The criticisms from across the football world for Stafford grew and became a popular subject for sportscasters. It seems like everyone weighed in at some point. Kurt Warner called Stafford the least disciplined quarterback in the NFL and Troy Aikman called him careless. No one in the league doubts Stafford’s talent, Aikman labeled his arm a howitzer and Terry Bradshaw said last year while the Lions were hot that there isn’t a quarterback he’d rather have.
It may be hard to remember, but another former NFC North superstar quarterback received similar criticism early in his career. He was called a loose cannon, and I for one always enjoyed when he came to Detroit early on because I knew the Lions would at least get a couple of interceptions. While he progressed quicker and achieved the only Super Bowl title he would win during his fifth season as a starter, he struggled at the start and does hold the all time NFL record for interceptions. That player was Brett Favre. I think we all know what he went on to do.

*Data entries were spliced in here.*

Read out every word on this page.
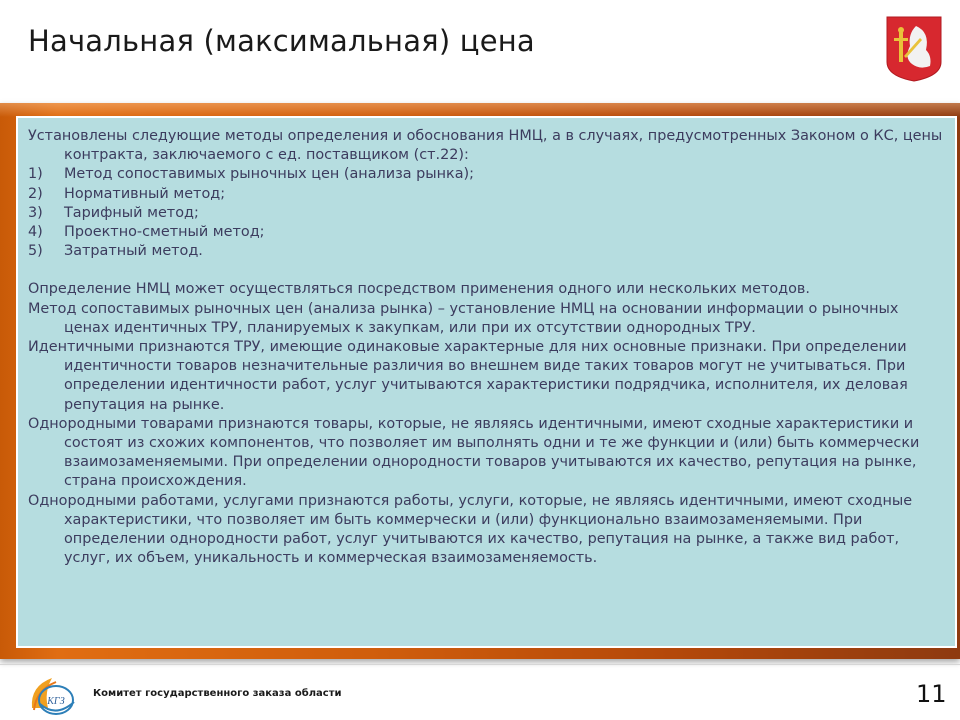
Начальная (максимальная) цена

Установлены следующие методы определения и обоснования НМЦ, а в случаях, предусмотренных Законом о КС, цены контракта, заключаемого с ед. поставщиком (ст.22):

1)	Метод сопоставимых рыночных цен (анализа рынка);
2)	Нормативный метод;
3)	Тарифный метод;
4)	Проектно-сметный метод;
5)	Затратный метод.

Определение НМЦ может осуществляться посредством применения одного или нескольких методов.

Метод сопоставимых рыночных цен (анализа рынка) – установление НМЦ на основании информации о рыночных ценах идентичных ТРУ, планируемых к закупкам, или при их отсутствии однородных ТРУ.

Идентичными признаются ТРУ, имеющие одинаковые характерные для них основные признаки. При определении идентичности товаров незначительные различия во внешнем виде таких товаров могут не учитываться. При определении идентичности работ, услуг учитываются характеристики подрядчика, исполнителя, их деловая репутация на рынке.

Однородными товарами признаются товары, которые, не являясь идентичными, имеют сходные характеристики и состоят из схожих компонентов, что позволяет им выполнять одни и те же функции и (или) быть коммерчески взаимозаменяемыми. При определении однородности товаров учитываются их качество, репутация на рынке, страна происхождения.

Однородными работами, услугами признаются работы, услуги, которые, не являясь идентичными, имеют сходные характеристики, что позволяет им быть коммерчески и (или) функционально взаимозаменяемыми. При определении однородности работ, услуг учитываются их качество, репутация на рынке, а также вид работ, услуг, их объем, уникальность и коммерческая взаимозаменяемость.

КГЗ
Комитет государственного заказа области	11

Favre had a better supporting cast in those days than Stafford did, especially on the defensive side of the field. The game was also different. While Favre’s stats are excellent, he didn’t pass nearly as often as Stafford has with the Lions over the last three years. Favre threw 24 interceptions in 1993 while making the playoffs for the first time and only had 522 pass attempts that year. In comparison, Stafford threw 19 interceptions last year, in 634 tries. Had the Lions managed to pull off a few very winnable games (overtime versus the Giants or a last second long distance field goal by the Ravens) the records for those two regular seasons would have been an identical 9-7.
Those things didn’t happen though and the Lions missed the playoffs again. New head coach Jim Caldwell had the responsibility of coaching legend Peyton Manning for 10 years. He believes he can instill in Stafford the discipline and fundamental soundness that everyone seems to agree that Stafford needs to reach the next level. Favre eventually sort of did, at least for a few years. He remained a risk taker throughout his career though, and while it was part of his success it also is part of the reason Favre only won one super bowl. Stafford says he doesn’t listen to the critique of his play and if that’s so, he’ll probably continue to make mistakes while providing thrills and enormous stats as well. If Stafford is able to run into some luck with this style of play, he could reach Favre levels. If he falls into line with Caldwell’s plans, he could actually reach Manning heights as well, his stats are already there. Let us not forgot that for all their success, Favre and Manning have only one super bowl win a piece. The one thing that Stafford hasn’t done is probably the most important though. It’s what Favre and Manning are best known for. He hasn’t won and that’s the most important thing.